Brian tarquin must not stray very far from his studio. The prolific composer/producer/guitarist has generated a huge catalog of releases through his BHP Music imprint, including the Guitar Masters series; tribute albums for Led Zeppelin, Jeff Beck, Jimi Hendrix, Stevie Ray Vaughan, and others; and his own solo projects. But his latest release, Guitars for Wounded Warriors, is more than just a bunch of hot guitarists laying down some tough solos. It’s also a charitable endeavor to assist wounded veterans and their families during a soldier’s hospitalization and rehabilitation, as well as a personal “thank you” to the men and women of the American military from Tarquin and his “heavy friends.”
“My father was in World War II, and growing up in New York in the ’60s and ’70s, I saw so many Vietnam vets on subway cars begging for money to eat,” explains Tarquin. “I felt so bad for them, because no one cared at the time. So this is my way of saying thanks to all veterans for letting people like me be free and do music. I was in the ROTC in college, and I suffered through an ass-kicking basic training at Fort Knox, Kentucky. I bowed gracefully out of the military, and I couldn’t watch a John Wayne movie for years after the experience, but it gave me a great appreciation for what our military people go through for America.”
The “heavy friends” mentioned on the album include guitarists Steve Morse, Chris Poland, Reb Beach, Ron “Bumblefoot” Thal, Gary Hoey, Hal Lindes, Alex De Rosso, and the Flyin’ Ryan Brothers, and bassist Billy Sheehan—all of whom contributed solos to the project. Tarquin actually composed the songs for Guitars for Wounded Warriors with each guest artist’s style in mind. He also crafted cinematic soundscapes that opened things up for the guitars to be much more than just solo instruments.
Flyin’ Ryan Brothers
“This is the heaviest record I’ve ever made, and I wanted it to be action packed and in-your-face, but also thoughtful and melodic,” says Tarquin. “During the composing period, I was watching movies like Where Eagles Dare, The Green Berets, Platoon, Black Hawk Down, and The Hurt Locker for inspiration, as well as playing Call of Duty 3: Modern Warfare after late-night sessions. I decided the role of the guitar was to tell these stories, so I wrote guitar harmonies that were either melodic or dissonant. All the guitar parts were designed to evoke a mood.
“It was also important that Guitars for Wounded Warriors sounded extremely natural and organic. I didn’t want to do this material with a Pro Tools edit session for each song, or use plug-ins for the sounds. So I recorded the basic tracks at a 200-yearold Farmhouse in the Catskills on an analog Ampex 24-track deck with Reggie Pryor on drums and Rick Mullen on bass. I covered all of the rhythm guitar parts and main melodies. I double-tracked the rhythm parts, panned them hard left and right, and made sure I left room for the guest soloists. It was like building a house from the ground up.”
Ron “Bumblefoot” Thal
Building that house required the right materials, and Tarquin assembled a small platoon of guitars, amps, and effects to get the job done right.

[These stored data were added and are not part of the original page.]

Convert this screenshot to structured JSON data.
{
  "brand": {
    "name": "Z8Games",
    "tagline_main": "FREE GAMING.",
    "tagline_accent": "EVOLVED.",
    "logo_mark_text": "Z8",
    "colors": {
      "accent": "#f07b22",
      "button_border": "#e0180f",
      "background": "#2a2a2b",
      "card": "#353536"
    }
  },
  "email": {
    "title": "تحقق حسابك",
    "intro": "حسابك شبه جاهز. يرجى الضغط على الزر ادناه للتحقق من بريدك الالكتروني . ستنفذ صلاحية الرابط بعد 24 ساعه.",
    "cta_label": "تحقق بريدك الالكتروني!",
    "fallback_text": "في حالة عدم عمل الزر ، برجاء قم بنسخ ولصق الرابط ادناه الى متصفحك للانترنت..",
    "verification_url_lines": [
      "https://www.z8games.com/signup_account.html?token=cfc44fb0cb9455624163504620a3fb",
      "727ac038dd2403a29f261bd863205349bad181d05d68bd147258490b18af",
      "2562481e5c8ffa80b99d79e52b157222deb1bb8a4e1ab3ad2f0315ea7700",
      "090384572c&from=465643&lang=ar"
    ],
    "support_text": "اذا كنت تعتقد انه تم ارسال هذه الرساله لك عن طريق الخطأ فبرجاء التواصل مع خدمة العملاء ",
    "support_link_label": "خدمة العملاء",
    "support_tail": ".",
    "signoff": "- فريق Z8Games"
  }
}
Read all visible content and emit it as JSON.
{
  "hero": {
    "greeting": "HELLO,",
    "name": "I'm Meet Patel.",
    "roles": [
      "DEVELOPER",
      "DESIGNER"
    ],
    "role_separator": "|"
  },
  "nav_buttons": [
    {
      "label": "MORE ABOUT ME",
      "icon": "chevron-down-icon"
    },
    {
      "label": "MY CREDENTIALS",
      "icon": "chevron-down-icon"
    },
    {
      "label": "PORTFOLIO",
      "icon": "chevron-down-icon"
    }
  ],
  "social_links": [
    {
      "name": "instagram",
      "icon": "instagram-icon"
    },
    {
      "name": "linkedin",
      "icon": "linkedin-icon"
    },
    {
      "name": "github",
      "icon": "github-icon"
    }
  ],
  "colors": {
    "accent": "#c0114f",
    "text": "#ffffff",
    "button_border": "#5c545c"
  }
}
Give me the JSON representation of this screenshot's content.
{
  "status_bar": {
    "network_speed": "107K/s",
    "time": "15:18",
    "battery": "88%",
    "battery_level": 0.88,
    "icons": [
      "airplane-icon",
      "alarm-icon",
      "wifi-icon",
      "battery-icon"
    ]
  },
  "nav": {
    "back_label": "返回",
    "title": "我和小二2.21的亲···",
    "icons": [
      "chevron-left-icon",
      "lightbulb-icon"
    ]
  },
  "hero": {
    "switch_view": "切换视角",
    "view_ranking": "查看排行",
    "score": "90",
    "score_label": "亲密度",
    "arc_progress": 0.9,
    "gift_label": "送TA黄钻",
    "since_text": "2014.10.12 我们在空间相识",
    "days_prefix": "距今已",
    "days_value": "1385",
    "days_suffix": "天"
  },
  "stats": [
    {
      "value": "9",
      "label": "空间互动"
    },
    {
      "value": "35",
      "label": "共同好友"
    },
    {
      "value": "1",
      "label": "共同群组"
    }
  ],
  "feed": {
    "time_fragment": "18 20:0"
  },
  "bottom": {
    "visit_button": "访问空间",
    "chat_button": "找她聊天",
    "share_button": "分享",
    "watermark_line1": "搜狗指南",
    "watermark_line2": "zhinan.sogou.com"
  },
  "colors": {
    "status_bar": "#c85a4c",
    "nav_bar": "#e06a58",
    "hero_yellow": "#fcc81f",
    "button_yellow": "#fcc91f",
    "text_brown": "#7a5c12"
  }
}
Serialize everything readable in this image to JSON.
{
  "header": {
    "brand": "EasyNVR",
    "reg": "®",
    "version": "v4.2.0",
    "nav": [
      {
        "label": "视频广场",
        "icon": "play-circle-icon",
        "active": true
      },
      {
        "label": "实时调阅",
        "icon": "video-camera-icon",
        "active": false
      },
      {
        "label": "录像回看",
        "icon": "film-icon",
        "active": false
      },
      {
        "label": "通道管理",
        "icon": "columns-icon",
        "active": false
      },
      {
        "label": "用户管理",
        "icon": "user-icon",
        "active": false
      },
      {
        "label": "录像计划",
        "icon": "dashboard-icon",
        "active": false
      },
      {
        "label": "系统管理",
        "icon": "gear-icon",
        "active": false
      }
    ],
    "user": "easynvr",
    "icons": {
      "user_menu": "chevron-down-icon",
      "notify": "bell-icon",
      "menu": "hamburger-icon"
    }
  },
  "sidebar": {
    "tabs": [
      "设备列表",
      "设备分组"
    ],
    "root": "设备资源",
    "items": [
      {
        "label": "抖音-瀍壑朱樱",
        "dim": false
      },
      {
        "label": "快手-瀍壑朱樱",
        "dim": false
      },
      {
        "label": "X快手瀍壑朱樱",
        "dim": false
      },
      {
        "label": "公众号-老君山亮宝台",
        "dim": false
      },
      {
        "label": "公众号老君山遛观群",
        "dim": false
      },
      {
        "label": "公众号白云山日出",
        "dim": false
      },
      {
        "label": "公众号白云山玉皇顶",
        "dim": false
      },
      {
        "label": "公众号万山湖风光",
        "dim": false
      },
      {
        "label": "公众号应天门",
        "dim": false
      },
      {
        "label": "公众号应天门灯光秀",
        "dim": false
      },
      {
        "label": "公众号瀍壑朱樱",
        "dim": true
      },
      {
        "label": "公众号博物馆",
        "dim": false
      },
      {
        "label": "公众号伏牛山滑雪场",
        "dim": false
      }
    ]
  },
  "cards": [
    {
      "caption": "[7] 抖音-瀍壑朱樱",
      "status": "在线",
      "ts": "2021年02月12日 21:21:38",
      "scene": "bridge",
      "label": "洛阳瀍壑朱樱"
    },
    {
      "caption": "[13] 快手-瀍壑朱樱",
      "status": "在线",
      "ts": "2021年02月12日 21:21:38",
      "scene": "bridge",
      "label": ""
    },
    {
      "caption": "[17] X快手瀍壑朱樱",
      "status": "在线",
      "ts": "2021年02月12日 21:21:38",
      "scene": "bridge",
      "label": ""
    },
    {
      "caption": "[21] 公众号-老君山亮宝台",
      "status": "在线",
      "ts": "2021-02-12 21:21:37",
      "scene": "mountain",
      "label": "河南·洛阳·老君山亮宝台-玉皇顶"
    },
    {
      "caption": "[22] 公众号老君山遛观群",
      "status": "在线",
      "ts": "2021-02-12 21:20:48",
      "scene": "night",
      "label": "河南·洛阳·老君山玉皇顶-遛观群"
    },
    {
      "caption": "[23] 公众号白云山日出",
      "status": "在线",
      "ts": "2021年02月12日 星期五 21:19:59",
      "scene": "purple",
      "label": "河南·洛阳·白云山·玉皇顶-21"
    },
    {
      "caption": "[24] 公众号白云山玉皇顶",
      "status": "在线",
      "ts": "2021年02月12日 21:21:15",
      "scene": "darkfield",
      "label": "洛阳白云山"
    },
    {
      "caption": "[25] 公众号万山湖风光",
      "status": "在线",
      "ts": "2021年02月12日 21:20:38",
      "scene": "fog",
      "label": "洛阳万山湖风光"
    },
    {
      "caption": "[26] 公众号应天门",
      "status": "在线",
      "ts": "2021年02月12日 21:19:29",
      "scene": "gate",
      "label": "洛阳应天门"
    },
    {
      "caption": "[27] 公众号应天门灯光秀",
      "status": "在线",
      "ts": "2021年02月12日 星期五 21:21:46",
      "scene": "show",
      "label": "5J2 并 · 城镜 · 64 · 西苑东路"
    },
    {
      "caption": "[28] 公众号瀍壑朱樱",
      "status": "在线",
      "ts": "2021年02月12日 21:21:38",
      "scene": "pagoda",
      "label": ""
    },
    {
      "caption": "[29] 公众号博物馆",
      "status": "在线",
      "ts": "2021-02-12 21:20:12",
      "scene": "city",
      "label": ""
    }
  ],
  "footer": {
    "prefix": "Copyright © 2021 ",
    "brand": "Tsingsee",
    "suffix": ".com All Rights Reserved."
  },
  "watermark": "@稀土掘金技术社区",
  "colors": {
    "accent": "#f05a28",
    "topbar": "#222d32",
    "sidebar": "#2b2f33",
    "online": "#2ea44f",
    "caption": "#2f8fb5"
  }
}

“The critical amp for the sessions was a Marshall plexi with a Mark Cameron modification— an additional gain stage and a bass-resonance control—and a Marshall 4x12 cabinet,” he says. “You can almost feel the huge sound in the tracks. Other amps included an Orange Dark Terror, an Orange Tiny Terror, a Fender Prosonic, a Marshall JCM 2000, a Soldano Reverb-O-Sonic, an EVH 5150III, and a Mesa/Boogie Mark IIB combo. The rhythm-guitar parts were played on three Les Pauls—a ’77 Deluxe, a ’99 Custom, and a 2013 Ace Frehley Budokan— and I used an Ibanez 8-string to get some sub-lows for my wall of guitars. The melodies were usually done on my Fender Stratocaster with Seymour Duncan Blackout single-coils. Pedals included a DigiTech Whammy, a Snarling Dogs Mold Spore Wah, and an original Maestro Ring Modulator.”
Of course, Guitars for Wounded Warriors isn’t simply a salute to those who sacrificed so much for their country. Tarquin is also giving back by sending some of the album’s proceeds to a veteran’s charity he researched scrupulously.
“Approximately one-half of BHP Music’s royalties from the album will be donated to the Fisher House Foundation—an organization best known for providing homes for military families to stay at no cost while a loved one is receiving treatment,” says Tarquin. “These homes are located near major military and VA medical centers nationwide. Since its inception, Fisher House has saved families an estimated $235 million in out-of-pocket costs for lodging and transportation.”